I was a huge BeOS fan back in the day, and bought the Intel version when I had a Pentium ][ computer. I was so excited for OpenBeOS (now Haiku) after BeOS got acquired, but it's been something 17 years, and it looks they're still just a release candidate for 1.0.
Back then, BeOS did some amazing stuff compared to Windows, but technology has come a long way since then, and I'd rather be using MacOS, Windows or a Linux Desktop like Ubuntu than Haiku.
The one thing that makes Haiku intriguing and promising in my eyes is the fact that its developers want it to be a first class desktop/laptop OS above all else with no server/mobile/other kitchen-sink-isms muddying the water. There’s nothing like that out there today, save for maybe macOS (which is more desktop focused but still suffers from the various multipurpose compromises brought from its *NIX heritage).
I'm not convinced that at present this is a meaningful benefit especially compared to the increased resources available for say linux. The one good example that I can think of cpu schedulers seems to be solved by running a kernel with alternative patches.
Haiku doesn’t have to worry about this problem at all. It can simply implement the most effective and good-experience-conducive end to end design possible for its window management and compositing since it’ll never ever be a headless server.
In today's terms, that sounds a lot like an iPad (with an attached keyboard) or a Chromebook.
Haiku runs circles around Ubuntu MATE on these devices; it may seem equivalent on benchmarks, but the UI just _feels_ much zippier and apps load quickly.
Doubtful. After seeing a few Haiku posts over the past few days I downloaded it and gave it a try. There's a lot of promise, but it's pretty darn glitchy (e.g. DHCP client works occasionally, mail client sees mailboxes but doesn't fetch messages).
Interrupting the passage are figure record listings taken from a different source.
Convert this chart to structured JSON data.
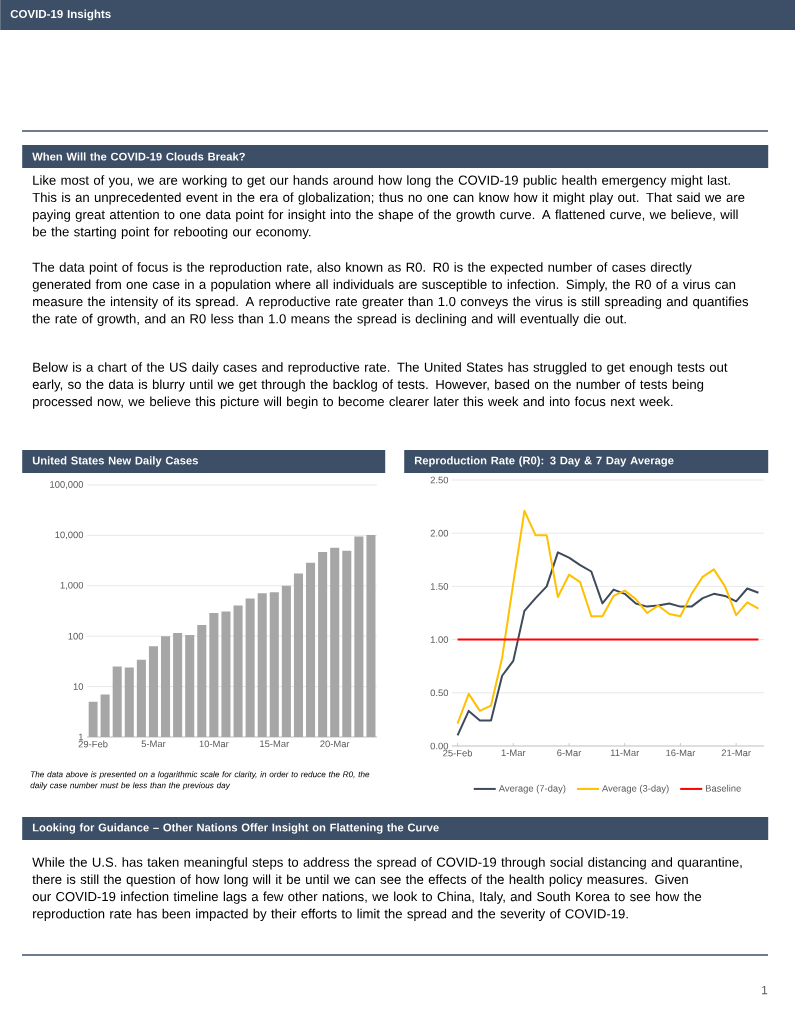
{
  "chart_data": [
    {
      "type": "other",
      "title": "COVID-19 Insights",
      "subtitle": "When Will the COVID-19 Clouds Break?",
      "annotations": [
        "Like most of you, we are working to get our hands around how long the COVID-19 public health emergency might last.  This is an unprecedented event in the era of globalization; thus no one can know how it might play out.  That said we are paying great attention to one data point for insight into the shape of the growth curve.  A flattened curve, we believe, will be the starting point for rebooting our economy.",
        "The data point of focus is the reproduction rate, also known as R0.  R0 is the expected number of cases directly generated from one case in a population where all individuals are susceptible to infection.   Simply, the R0 of a virus can measure the intensity of its spread.  A reproductive rate greater than 1.0 conveys the virus is still spreading and quantifies the rate of growth, and an R0 less than 1.0 means the spread is declining and will eventually die out.",
        "Below is a chart of the US daily cases and reproductive rate.  The United States has struggled to get enough tests out early, so the data is blurry until we get through the backlog of tests.  However, based on the number of tests being processed now, we believe this picture will begin to become clearer later this week and into focus next week."
      ]
    },
    {
      "type": "bar",
      "title": "United States New Daily Cases",
      "categories": [
        "29-Feb",
        null,
        null,
        null,
        null,
        "5-Mar",
        null,
        null,
        null,
        null,
        "10-Mar",
        null,
        null,
        null,
        null,
        "15-Mar",
        null,
        null,
        null,
        null,
        "20-Mar",
        null,
        null,
        null
      ],
      "values": [
        5,
        7,
        25,
        24,
        34,
        63,
        100,
        116,
        106,
        166,
        290,
        309,
        407,
        560,
        708,
        748,
        1000,
        1760,
        2860,
        4670,
        5690,
        4980,
        9550,
        10200
      ],
      "color": "#a6a6a6",
      "log": true,
      "ylim": [
        1,
        100000
      ],
      "yticks": [
        1,
        10,
        100,
        {
          "value": 1000,
          "label": "1,000"
        },
        {
          "value": 10000,
          "label": "10,000"
        },
        {
          "value": 100000,
          "label": "100,000"
        }
      ],
      "grid": "y",
      "annotations": [
        "The data above is presented on a logarithmic scale for clarity, in order to reduce the R0, the daily case number must be less than the previous day"
      ]
    },
    {
      "type": "line",
      "title": "Reproduction Rate (R0): 3 Day & 7 Day Average",
      "categories": [
        "25-Feb",
        null,
        null,
        null,
        null,
        "1-Mar",
        null,
        null,
        null,
        null,
        "6-Mar",
        null,
        null,
        null,
        null,
        "11-Mar",
        null,
        null,
        null,
        null,
        "16-Mar",
        null,
        null,
        null,
        null,
        "21-Mar",
        null,
        null
      ],
      "series": [
        {
          "name": "Average (7-day)",
          "color": "#3d4a5c",
          "values": [
            0.1,
            0.33,
            0.24,
            0.24,
            0.66,
            0.8,
            1.27,
            1.39,
            1.5,
            1.82,
            1.77,
            1.7,
            1.64,
            1.34,
            1.47,
            1.43,
            1.34,
            1.31,
            1.32,
            1.34,
            1.31,
            1.31,
            1.39,
            1.43,
            1.41,
            1.36,
            1.48,
            1.44
          ]
        },
        {
          "name": "Average (3-day)",
          "color": "#ffc000",
          "values": [
            0.21,
            0.49,
            0.33,
            0.38,
            0.83,
            1.53,
            2.21,
            1.98,
            1.98,
            1.4,
            1.61,
            1.54,
            1.22,
            1.22,
            1.41,
            1.46,
            1.38,
            1.25,
            1.32,
            1.24,
            1.22,
            1.43,
            1.59,
            1.66,
            1.5,
            1.23,
            1.35,
            1.29
          ]
        }
      ],
      "ref_lines": [
        {
          "axis": "y",
          "value": 1.0,
          "label": "Baseline",
          "color": "#ff0000"
        }
      ],
      "ylim": [
        0,
        2.5
      ],
      "yticks": [
        {
          "value": 0,
          "label": "0.00"
        },
        {
          "value": 0.5,
          "label": "0.50"
        },
        {
          "value": 1,
          "label": "1.00"
        },
        {
          "value": 1.5,
          "label": "1.50"
        },
        {
          "value": 2,
          "label": "2.00"
        },
        {
          "value": 2.5,
          "label": "2.50"
        }
      ],
      "grid": "y",
      "legend": "bottom"
    },
    {
      "type": "other",
      "title": "Looking for Guidance – Other Nations Offer Insight on Flattening the Curve",
      "annotations": [
        "While the U.S. has taken meaningful steps to address the spread of COVID-19 through social distancing and quarantine, there is still the question of how long will it be until we can see the effects of the health policy measures.  Given our COVID-19 infection timeline lags a few other nations, we look to China, Italy, and South Korea to see how the reproduction rate has been impacted by their efforts to limit the spread and the severity of COVID-19.",
        "1"
      ]
    }
  ]
}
I'm in the opposite camp though. I'd love to find a viable alternative to macOS.
I've finally found a consistent way to reproduce the DHCP glitches, so I might be able to spend some time debugging that. The mail client is another issue; for now you're probably better off avoiding it. (There are third-party mail apps in the depot, so maybe try one of those?)
Glad to hear you can see the potential, though! :)
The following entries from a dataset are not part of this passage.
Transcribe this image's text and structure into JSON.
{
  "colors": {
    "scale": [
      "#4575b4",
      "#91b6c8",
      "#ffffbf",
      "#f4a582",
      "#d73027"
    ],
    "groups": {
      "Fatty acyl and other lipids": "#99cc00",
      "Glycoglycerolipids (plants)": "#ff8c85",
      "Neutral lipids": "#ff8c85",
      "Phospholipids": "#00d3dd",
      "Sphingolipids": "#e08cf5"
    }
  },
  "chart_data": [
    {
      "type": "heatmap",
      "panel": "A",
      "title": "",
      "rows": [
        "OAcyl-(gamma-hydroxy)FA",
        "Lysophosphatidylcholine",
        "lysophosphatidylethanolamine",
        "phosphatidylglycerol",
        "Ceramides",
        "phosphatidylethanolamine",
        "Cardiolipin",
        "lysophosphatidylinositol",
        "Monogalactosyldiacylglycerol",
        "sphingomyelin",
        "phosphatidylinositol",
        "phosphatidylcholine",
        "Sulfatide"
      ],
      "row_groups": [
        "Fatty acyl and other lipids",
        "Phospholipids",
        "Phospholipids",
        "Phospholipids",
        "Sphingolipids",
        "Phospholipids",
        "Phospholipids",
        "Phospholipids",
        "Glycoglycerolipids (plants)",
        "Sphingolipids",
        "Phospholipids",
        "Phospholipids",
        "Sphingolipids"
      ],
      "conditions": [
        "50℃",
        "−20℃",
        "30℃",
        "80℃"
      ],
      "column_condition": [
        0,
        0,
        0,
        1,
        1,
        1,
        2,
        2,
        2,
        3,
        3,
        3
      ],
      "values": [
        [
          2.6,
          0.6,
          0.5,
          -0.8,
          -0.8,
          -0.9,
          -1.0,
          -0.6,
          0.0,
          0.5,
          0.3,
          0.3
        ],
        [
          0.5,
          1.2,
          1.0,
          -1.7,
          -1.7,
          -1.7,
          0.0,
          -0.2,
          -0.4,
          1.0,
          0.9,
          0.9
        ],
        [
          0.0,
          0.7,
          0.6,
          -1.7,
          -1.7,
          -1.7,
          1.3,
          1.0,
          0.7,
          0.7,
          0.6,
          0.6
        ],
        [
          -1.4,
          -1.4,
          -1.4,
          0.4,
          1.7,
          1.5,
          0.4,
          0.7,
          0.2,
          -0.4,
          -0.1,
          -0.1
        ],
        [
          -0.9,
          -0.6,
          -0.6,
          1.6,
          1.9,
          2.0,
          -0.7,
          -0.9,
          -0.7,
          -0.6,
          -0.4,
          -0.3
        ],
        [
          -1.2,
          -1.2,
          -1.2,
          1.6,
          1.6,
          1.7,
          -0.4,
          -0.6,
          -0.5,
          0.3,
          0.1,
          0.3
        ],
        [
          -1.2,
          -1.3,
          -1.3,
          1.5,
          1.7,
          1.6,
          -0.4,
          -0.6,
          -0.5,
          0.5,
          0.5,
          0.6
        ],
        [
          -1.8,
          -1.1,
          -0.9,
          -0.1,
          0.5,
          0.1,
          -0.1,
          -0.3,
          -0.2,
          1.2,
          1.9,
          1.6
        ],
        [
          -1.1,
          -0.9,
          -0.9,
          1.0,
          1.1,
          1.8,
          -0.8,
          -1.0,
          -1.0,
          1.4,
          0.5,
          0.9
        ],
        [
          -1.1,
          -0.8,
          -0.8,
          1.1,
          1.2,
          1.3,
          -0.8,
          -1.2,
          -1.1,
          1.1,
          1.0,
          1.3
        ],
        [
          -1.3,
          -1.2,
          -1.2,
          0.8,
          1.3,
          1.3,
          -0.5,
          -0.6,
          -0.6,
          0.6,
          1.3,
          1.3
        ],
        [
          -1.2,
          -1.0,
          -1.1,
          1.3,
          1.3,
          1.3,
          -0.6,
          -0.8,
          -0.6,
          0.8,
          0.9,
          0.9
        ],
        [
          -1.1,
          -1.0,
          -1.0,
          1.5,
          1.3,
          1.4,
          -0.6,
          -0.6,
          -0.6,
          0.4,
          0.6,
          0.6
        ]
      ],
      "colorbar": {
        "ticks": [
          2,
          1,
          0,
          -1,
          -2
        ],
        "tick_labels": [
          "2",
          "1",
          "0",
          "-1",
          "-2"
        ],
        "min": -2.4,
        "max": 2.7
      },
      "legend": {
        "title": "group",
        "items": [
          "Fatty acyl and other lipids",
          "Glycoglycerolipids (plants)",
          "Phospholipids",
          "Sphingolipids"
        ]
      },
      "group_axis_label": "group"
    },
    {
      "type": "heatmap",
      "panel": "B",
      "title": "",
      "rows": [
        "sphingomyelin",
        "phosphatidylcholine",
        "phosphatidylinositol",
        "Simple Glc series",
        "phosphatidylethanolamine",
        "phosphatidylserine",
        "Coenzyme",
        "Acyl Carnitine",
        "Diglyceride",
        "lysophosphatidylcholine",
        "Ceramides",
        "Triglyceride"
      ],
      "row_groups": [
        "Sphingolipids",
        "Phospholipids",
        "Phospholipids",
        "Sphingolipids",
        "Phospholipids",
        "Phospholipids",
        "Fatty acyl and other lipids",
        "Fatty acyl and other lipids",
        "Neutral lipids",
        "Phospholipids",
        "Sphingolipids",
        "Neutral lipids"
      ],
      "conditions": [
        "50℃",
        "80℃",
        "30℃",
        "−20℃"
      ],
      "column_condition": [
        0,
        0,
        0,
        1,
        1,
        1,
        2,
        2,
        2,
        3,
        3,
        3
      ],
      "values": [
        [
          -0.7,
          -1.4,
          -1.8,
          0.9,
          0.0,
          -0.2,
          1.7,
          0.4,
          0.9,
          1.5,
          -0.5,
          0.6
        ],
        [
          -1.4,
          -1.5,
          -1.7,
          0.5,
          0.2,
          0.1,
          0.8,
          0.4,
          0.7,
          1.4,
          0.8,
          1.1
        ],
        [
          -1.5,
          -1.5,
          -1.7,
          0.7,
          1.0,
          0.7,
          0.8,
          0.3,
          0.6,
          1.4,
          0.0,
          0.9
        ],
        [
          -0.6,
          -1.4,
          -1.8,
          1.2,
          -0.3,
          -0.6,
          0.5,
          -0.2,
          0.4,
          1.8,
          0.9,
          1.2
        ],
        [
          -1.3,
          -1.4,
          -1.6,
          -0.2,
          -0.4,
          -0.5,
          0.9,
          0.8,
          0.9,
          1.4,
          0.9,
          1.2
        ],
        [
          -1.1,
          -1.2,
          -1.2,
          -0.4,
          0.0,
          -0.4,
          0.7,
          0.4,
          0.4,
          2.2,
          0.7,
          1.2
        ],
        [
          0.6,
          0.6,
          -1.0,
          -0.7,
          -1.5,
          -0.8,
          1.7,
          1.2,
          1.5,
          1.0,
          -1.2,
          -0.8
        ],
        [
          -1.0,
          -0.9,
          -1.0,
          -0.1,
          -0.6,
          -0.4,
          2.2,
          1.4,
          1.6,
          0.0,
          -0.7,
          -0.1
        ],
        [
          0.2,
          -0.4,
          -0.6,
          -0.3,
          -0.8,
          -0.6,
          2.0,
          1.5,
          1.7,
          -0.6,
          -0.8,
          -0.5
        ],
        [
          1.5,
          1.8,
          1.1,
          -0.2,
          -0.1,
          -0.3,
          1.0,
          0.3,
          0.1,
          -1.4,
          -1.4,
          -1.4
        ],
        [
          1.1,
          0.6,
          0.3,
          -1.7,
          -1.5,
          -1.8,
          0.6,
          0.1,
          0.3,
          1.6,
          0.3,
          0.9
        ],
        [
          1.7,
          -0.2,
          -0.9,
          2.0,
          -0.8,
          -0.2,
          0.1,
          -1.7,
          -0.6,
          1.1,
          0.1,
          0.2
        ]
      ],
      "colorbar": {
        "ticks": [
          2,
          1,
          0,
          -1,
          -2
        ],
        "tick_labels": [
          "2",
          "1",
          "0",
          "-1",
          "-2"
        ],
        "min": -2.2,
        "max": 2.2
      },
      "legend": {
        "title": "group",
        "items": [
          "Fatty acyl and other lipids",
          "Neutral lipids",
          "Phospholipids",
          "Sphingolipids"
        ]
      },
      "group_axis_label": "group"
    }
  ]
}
TuneTracker (http://www.tunetrackersystems.com/index.html) ships commercial radio broadcasting systems that run on Haiku.
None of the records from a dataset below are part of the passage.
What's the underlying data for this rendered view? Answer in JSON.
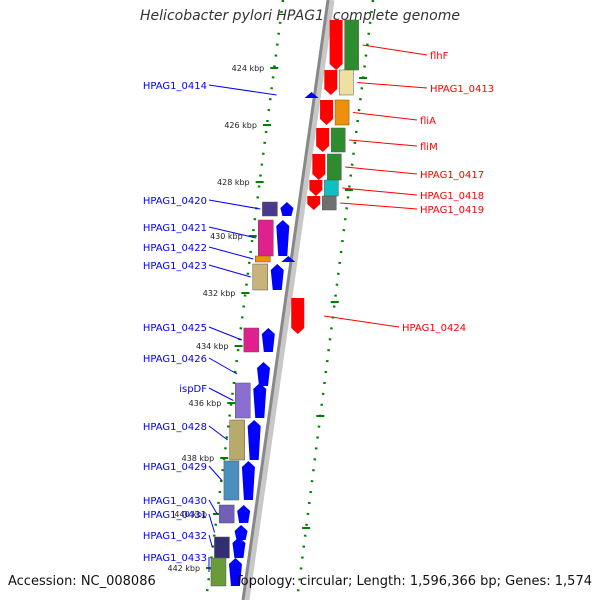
{
  "title": "Helicobacter pylori HPAG1, complete genome",
  "accession": "Accession: NC_008086",
  "topology": "Topology: circular; Length: 1,596,366 bp; Genes: 1,574",
  "colors": {
    "forward": "#0000ff",
    "reverse": "#ff0000",
    "ticks": "#008000",
    "backbone": "#888888"
  },
  "ticks": [
    {
      "label": "424 kbp"
    },
    {
      "label": "426 kbp"
    },
    {
      "label": "428 kbp"
    },
    {
      "label": "430 kbp"
    },
    {
      "label": "432 kbp"
    },
    {
      "label": "434 kbp"
    },
    {
      "label": "436 kbp"
    },
    {
      "label": "438 kbp"
    },
    {
      "label": "440 kbp"
    },
    {
      "label": "442 kbp"
    }
  ],
  "forward_genes": [
    {
      "label": "HPAG1_0414",
      "color": "#0000cc"
    },
    {
      "label": "HPAG1_0420",
      "color": "#4b3a8c"
    },
    {
      "label": "HPAG1_0421",
      "color": "#e0208c"
    },
    {
      "label": "HPAG1_0422",
      "color": "#f0900a"
    },
    {
      "label": "HPAG1_0423",
      "color": "#c8b47a"
    },
    {
      "label": "HPAG1_0425",
      "color": "#e0208c"
    },
    {
      "label": "HPAG1_0426",
      "color": "#ffffff"
    },
    {
      "label": "ispDF",
      "color": "#8a6fd0"
    },
    {
      "label": "HPAG1_0428",
      "color": "#b8aa6a"
    },
    {
      "label": "HPAG1_0429",
      "color": "#4a8fc0"
    },
    {
      "label": "HPAG1_0430",
      "color": "#7060b8"
    },
    {
      "label": "HPAG1_0431",
      "color": "#ffffff"
    },
    {
      "label": "HPAG1_0432",
      "color": "#303070"
    },
    {
      "label": "HPAG1_0433",
      "color": "#6a9a3a"
    }
  ],
  "reverse_genes": [
    {
      "label": "flhF",
      "color": "#2e8b2e"
    },
    {
      "label": "HPAG1_0413",
      "color": "#f0e0a0"
    },
    {
      "label": "fliA",
      "color": "#f0900a"
    },
    {
      "label": "fliM",
      "color": "#2e8b2e"
    },
    {
      "label": "HPAG1_0417",
      "color": "#2e8b2e"
    },
    {
      "label": "HPAG1_0418",
      "color": "#10c0c0"
    },
    {
      "label": "HPAG1_0419",
      "color": "#707070"
    },
    {
      "label": "HPAG1_0424",
      "color": "#ffffff"
    }
  ]
}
What chipset is that? I just merged new drivers for the Intel PRO wireless chipsets and Intel "Dual Band" chipsets; so if it's one of those it might work out of the box now.
> a modern web browser
Well, WebPositive can play YouTube and mostly works on major sites ... but yes, this is a difficult problem.
Rust and Servo are already good for massive multithreading, so that should fit into the Haiku expectations pretty well.